Overall, the mean IOP was lower up to 1 month after SOR compared to pre-op IOP (14.18 vs. 20.18, p=0.0025). The lasting effect of lowered IOP was seen at 3-6 months post-SOR (21.4 pre-SOR vs. 14.3 post-SOR, p=0.01). 12 (36%) of the 33 total patients underwent SOR secondary to elevated IOP (>21 mmHg). In these patients, the mean IOP was lower at both <1 month (31.3 pre-SOR vs. 18.3 post-SOR, p= 0.007) and 3-6 months (31.7 pre-SOR vs. 15.4 post-SOR, p=0.009). The 19 patients who were not using glaucoma medications pre-SOR did not have a change in medications after SOR (0 pre-SOR vs. 0.21 post-SOR, p=0.1). Comparing the 14 patients who were on glaucoma medications pre-SOR, the number of medications post-SOR was not significantly lower (2.7 pre-SOR vs. 1.7 post-SOR, p=0.057). Best corrected VA was not found to be different at 1 month (p=0.57) or 3-6 months (p=0.83) follow up. After 1 month, 28% of all patients achieved VA >20/200. 3-6 months post-SOR, 38% of patients achieved VA >20/200, while 4% of patients achieved >20/40.

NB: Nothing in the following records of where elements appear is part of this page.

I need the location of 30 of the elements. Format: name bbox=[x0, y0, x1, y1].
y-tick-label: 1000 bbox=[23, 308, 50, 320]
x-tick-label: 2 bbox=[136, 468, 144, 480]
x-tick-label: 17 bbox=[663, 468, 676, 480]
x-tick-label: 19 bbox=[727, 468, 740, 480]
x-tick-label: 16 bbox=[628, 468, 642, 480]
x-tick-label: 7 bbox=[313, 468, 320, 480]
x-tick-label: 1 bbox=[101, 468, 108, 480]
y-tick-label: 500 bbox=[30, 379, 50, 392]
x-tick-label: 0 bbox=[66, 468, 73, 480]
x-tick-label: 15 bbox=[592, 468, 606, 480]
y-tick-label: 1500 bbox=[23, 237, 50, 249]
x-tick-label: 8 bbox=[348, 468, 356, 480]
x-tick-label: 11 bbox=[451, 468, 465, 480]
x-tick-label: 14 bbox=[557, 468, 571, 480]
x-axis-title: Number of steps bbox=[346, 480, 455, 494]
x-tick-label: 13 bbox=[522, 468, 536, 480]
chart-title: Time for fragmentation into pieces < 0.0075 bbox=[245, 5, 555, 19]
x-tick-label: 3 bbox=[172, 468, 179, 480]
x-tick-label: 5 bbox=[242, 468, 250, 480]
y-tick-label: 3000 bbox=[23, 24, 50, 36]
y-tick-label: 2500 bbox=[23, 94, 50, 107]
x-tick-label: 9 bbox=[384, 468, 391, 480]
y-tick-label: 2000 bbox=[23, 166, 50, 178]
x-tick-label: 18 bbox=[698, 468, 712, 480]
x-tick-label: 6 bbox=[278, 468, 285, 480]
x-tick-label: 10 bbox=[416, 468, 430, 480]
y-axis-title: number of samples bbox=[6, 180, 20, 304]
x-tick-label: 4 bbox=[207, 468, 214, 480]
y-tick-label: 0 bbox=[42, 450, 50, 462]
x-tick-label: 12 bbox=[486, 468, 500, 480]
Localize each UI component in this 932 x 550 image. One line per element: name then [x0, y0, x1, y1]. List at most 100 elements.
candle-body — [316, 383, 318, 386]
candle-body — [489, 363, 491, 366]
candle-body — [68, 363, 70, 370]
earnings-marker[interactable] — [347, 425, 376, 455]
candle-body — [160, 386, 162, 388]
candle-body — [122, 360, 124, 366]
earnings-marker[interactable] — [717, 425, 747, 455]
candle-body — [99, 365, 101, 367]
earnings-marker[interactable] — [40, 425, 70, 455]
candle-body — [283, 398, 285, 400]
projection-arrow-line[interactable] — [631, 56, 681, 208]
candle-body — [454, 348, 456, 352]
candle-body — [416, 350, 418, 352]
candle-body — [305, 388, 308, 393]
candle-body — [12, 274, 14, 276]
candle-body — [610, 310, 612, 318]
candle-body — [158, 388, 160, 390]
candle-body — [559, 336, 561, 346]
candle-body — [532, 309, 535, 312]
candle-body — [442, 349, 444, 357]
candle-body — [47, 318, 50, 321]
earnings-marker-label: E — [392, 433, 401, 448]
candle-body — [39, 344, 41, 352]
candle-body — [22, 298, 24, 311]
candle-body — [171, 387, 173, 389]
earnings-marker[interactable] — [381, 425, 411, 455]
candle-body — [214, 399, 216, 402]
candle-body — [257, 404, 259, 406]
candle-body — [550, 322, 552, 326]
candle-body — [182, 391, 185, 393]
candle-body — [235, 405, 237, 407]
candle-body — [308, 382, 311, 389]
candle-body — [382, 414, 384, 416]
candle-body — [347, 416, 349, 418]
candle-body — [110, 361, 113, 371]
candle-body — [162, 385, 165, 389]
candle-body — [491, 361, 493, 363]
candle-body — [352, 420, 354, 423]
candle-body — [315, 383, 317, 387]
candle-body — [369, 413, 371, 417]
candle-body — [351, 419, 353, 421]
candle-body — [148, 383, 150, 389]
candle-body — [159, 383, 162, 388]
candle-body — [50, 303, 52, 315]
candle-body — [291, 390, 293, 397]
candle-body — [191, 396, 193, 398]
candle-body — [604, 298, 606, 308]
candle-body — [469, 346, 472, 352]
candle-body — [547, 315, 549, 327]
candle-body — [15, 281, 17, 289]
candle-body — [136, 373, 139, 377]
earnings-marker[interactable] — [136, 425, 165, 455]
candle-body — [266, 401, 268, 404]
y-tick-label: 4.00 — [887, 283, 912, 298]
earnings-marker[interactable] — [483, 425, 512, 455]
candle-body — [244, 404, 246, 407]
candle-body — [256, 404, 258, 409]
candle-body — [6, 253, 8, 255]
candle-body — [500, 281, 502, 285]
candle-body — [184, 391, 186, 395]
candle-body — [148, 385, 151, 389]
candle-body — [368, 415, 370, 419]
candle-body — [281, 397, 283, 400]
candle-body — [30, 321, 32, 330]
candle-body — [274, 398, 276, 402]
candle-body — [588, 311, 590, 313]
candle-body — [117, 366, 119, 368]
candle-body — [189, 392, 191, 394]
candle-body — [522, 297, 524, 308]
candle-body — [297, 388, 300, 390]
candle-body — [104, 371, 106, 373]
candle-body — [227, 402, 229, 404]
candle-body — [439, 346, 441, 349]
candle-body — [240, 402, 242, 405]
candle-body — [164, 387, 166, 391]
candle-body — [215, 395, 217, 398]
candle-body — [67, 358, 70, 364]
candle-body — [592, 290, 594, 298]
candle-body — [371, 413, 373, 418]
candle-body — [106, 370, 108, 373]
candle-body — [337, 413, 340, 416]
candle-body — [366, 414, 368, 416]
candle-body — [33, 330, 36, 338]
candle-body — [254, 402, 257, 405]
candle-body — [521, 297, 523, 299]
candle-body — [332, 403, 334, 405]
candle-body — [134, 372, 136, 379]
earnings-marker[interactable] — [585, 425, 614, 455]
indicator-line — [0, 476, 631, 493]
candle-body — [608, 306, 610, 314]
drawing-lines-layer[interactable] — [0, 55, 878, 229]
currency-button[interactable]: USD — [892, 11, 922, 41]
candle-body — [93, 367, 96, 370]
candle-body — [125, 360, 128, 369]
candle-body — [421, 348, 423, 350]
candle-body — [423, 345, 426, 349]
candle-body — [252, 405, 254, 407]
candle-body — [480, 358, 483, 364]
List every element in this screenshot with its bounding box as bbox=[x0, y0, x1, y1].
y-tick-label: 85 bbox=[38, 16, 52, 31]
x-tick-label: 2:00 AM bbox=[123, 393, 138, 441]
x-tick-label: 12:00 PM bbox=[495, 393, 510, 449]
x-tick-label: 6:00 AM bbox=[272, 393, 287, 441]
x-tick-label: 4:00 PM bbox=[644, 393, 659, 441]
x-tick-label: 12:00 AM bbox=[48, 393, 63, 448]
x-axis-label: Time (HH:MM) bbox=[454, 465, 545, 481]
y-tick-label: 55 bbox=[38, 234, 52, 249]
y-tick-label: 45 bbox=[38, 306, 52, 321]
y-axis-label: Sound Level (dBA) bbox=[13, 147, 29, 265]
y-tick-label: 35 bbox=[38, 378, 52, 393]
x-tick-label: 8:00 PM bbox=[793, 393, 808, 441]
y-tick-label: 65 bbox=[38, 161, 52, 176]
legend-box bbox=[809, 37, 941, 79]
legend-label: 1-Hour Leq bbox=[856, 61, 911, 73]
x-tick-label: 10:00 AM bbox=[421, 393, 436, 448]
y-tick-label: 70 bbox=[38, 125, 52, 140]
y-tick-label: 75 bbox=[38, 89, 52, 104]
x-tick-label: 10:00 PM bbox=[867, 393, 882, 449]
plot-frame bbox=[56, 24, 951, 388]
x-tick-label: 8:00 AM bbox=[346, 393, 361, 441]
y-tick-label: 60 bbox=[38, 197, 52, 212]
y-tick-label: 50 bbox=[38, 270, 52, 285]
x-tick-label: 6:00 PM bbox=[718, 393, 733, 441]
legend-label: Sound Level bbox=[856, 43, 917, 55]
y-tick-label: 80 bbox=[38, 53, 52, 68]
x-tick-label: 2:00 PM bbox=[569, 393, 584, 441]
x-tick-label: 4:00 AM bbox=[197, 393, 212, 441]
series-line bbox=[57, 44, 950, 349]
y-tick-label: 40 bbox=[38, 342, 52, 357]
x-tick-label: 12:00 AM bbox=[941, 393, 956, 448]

While VA was not significantly improved in long term follow up after SOR, the effect of SOR in lowering IOP among all patients is demonstrated regardless of whether SOR was performed secondary to elevated IOP. This suggests that silicone oil may be sub-clinically present in the anterior chamber in all patients with silicone oil tamponade, with its total removal contributing to decreased IOP.
This is an abstract that was submitted for the 2016 ARVO Annual Meeting, held in Seattle, Wash., May 1-5, 2016.